En 1996, il a conduit Fred Deburghgraeve à l’or olympique en natation. Vingt ans plus tard, sous sa direction, Pieter Timmers a gagné l’argent à Rio. Dès vendredi, à l’EURO de Glasgow, Ronald Gaastra (58 ans) espère y ajouter une autre médaille. Deux décennies au plus haut niveau : quel est le secret de l’Anversois néerlandais ?

La nouvelle piscine Wezenberg à Anvers.  » 22.7, non, 22.8 « , crie Ronald Gaastra en courant le long du bassin, après un sprint sur 50 mètres de Pieter Timmers. Celui-ci doit encore nager quinze mètres mais l’entraîneur connaît déjà le chrono que son poulain va signer. Sans chronomètre car, comme souvent, il l’a laissé dans l’armoire. Quelques secondes plus tard, Timmers arrive. L’adjoint Ward, qui a un chrono, regarde le temps : 22.8 !

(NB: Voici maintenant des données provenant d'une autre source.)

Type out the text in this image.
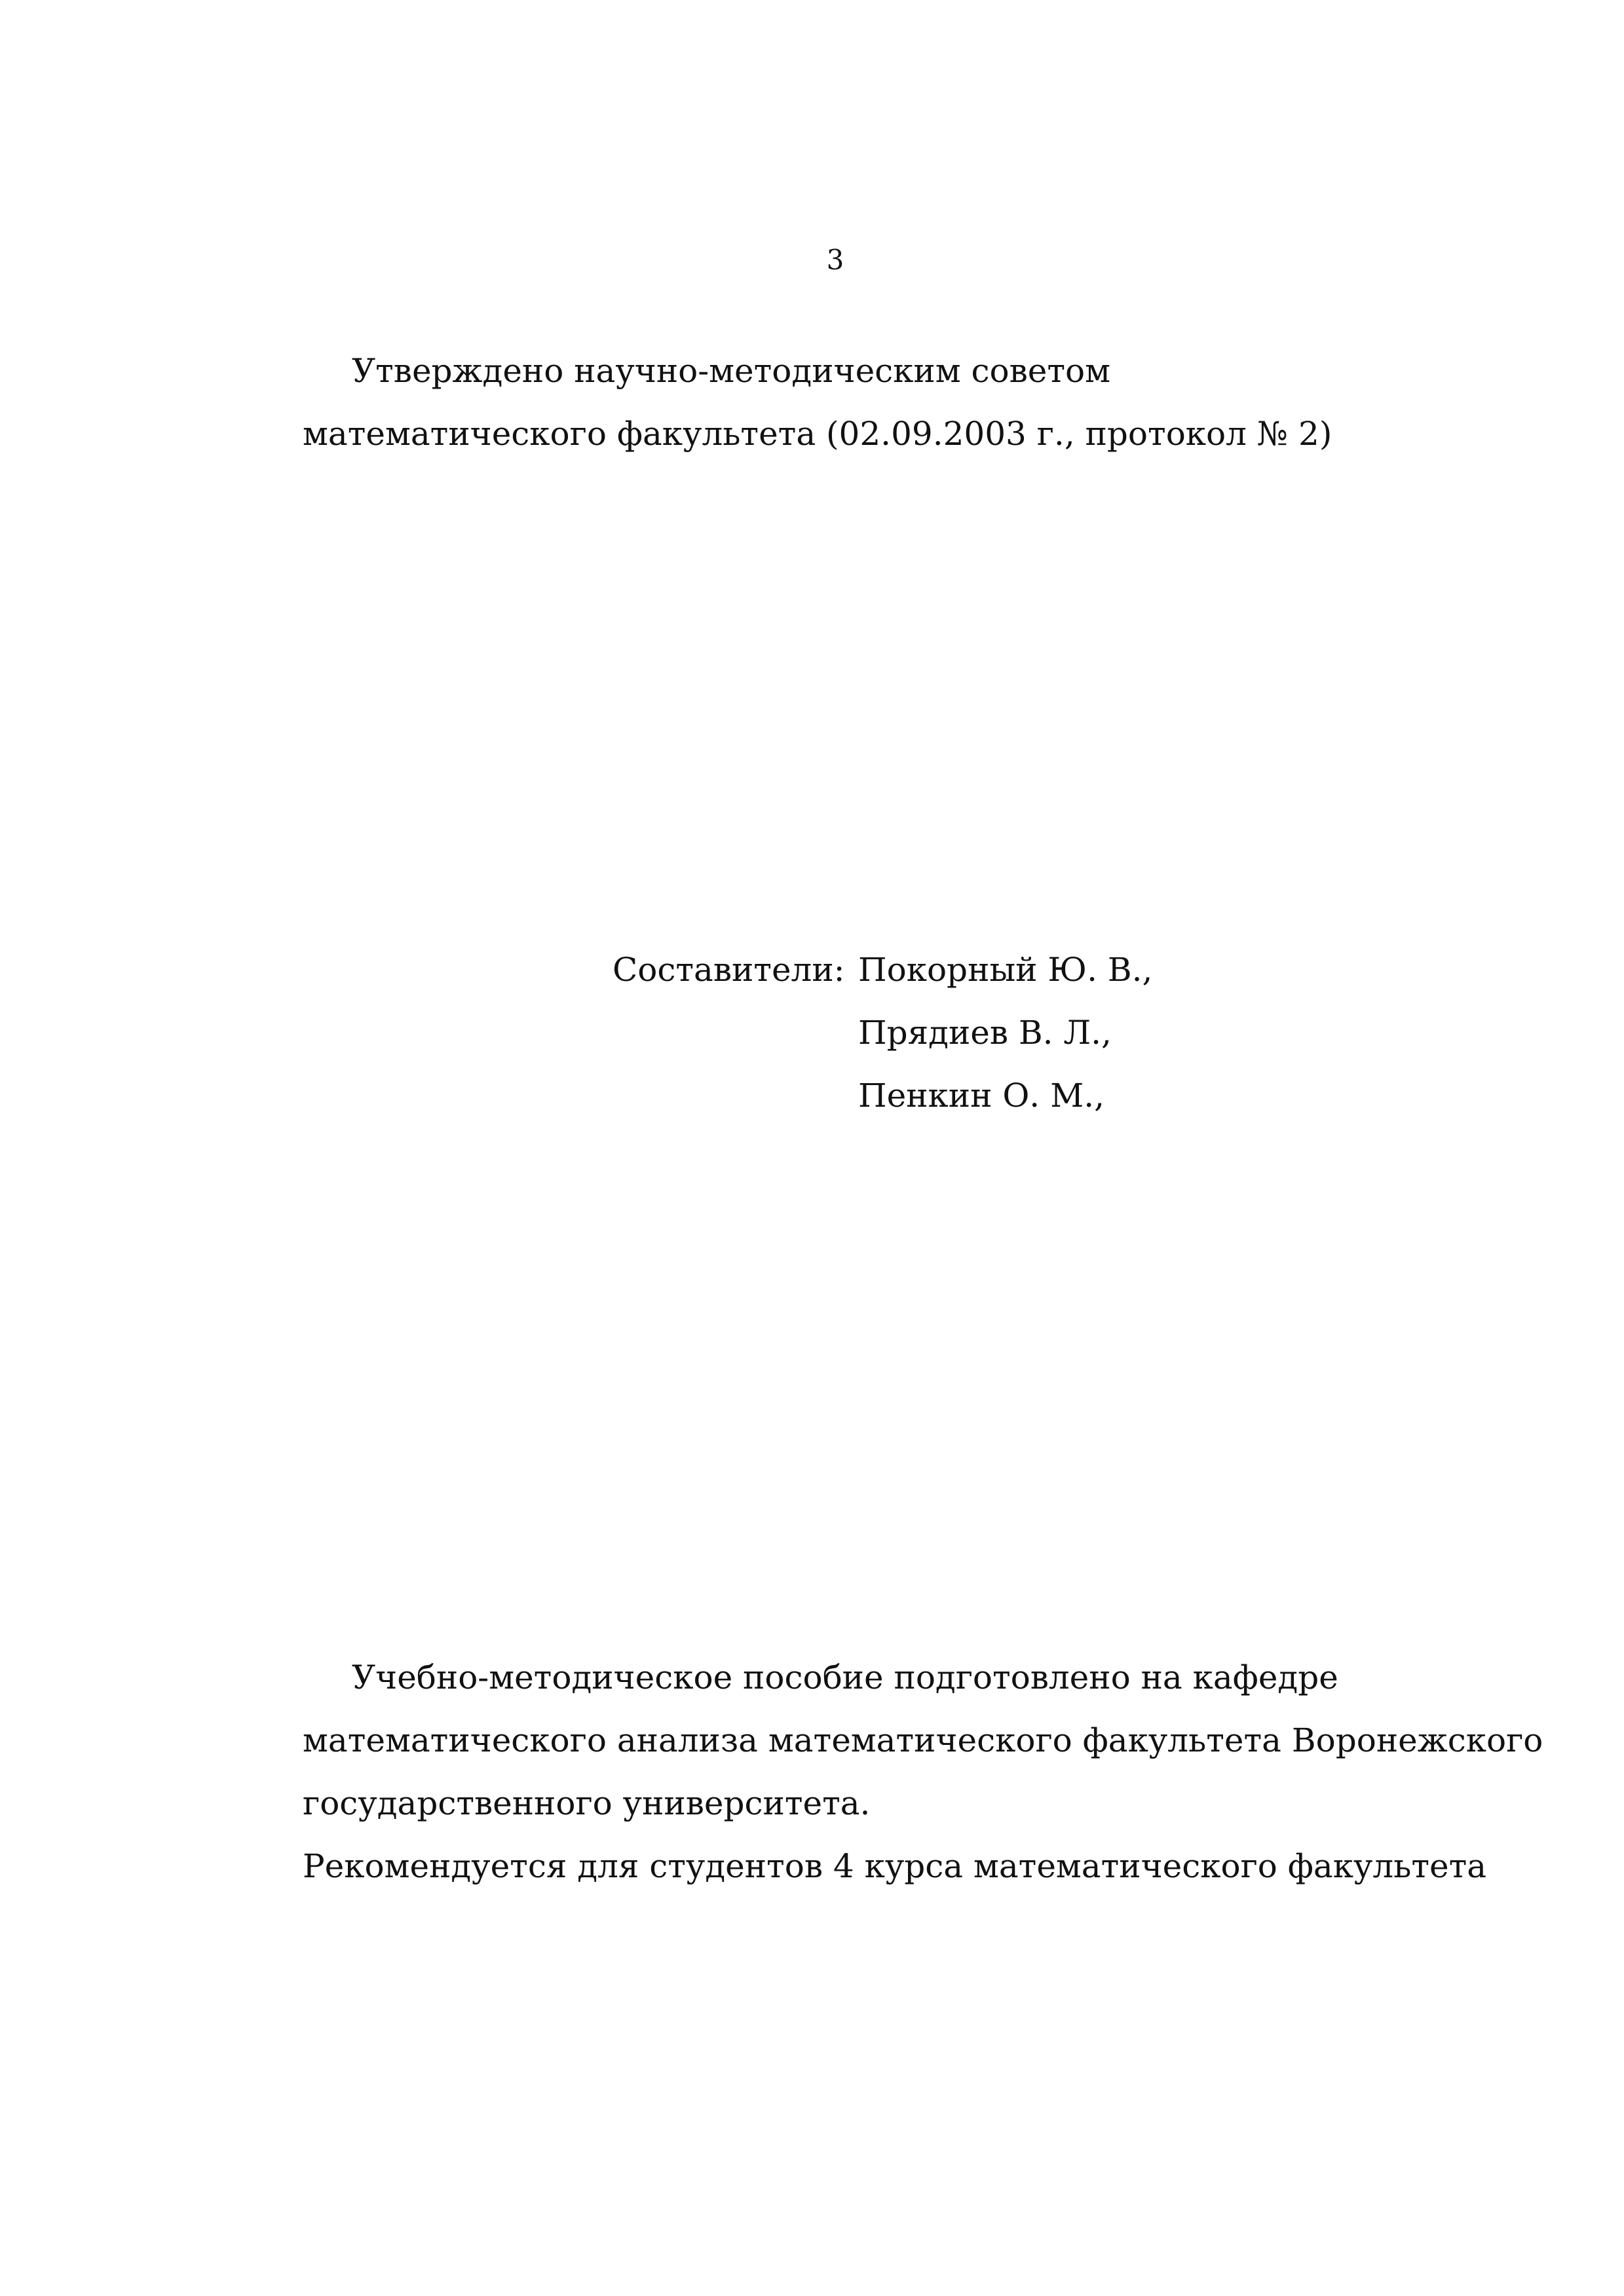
3

Утверждено научно-методическим советом математического факультета (02.09.2003 г., протокол № 2)

Составители: Покорный Ю. В.,
Прядиев В. Л.,
Пенкин О. М.,

Учебно-методическое пособие подготовлено на кафедре математического анализа математического факультета Воронежского государственного университета.

Рекомендуется для студентов 4 курса математического факультета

Gaastra rit.  » Une horloge interne ? Non, surtout de l’expérience. Je regarde comment Pieter nage, comment il est dans l’eau. En plus, je sais que quand il est en forme, il peut descendre sous les 23 secondes à l’entraînement. Et il est en forme. C’était donc facile à prévoir. J’y parviens aussi avec d’autres nageurs.

Ce n’est pas anormal, après les milliers d’heures passées au bord de la piscine. On finit par sentir le temps. De même qu’en golf, mon autre passion, je peux immédiatement dire si la balle va rentrer ou pas.

Je ne suis pas maniaque. Le ressenti de mes nageurs est plus important que les chiffres, même si je suis bon en calcul mental et que je retiens facilement les données. Ainsi, pour déterminer la tactique de Pieter dans un grand championnat, je mémorise les meilleurs chronos de la saison de ses concurrents, y compris les temps de départ et les intermédiaires. Il me suffit de les lire une fois. A chacun son truc, non ?  » Il rit encore.

L’entraîneur s’attribue d’autres qualités, plus importantes.  » Savoir ce qui est nécessaire, physiquement et mentalement, pour évoluer au top, puis inculquer ces connaissances avec les bons mots et à petites doses. Pas d’une manière uniforme, mais en l’adaptant à chaque nageur.  »

 » Il faut respecter la règle des trois R  »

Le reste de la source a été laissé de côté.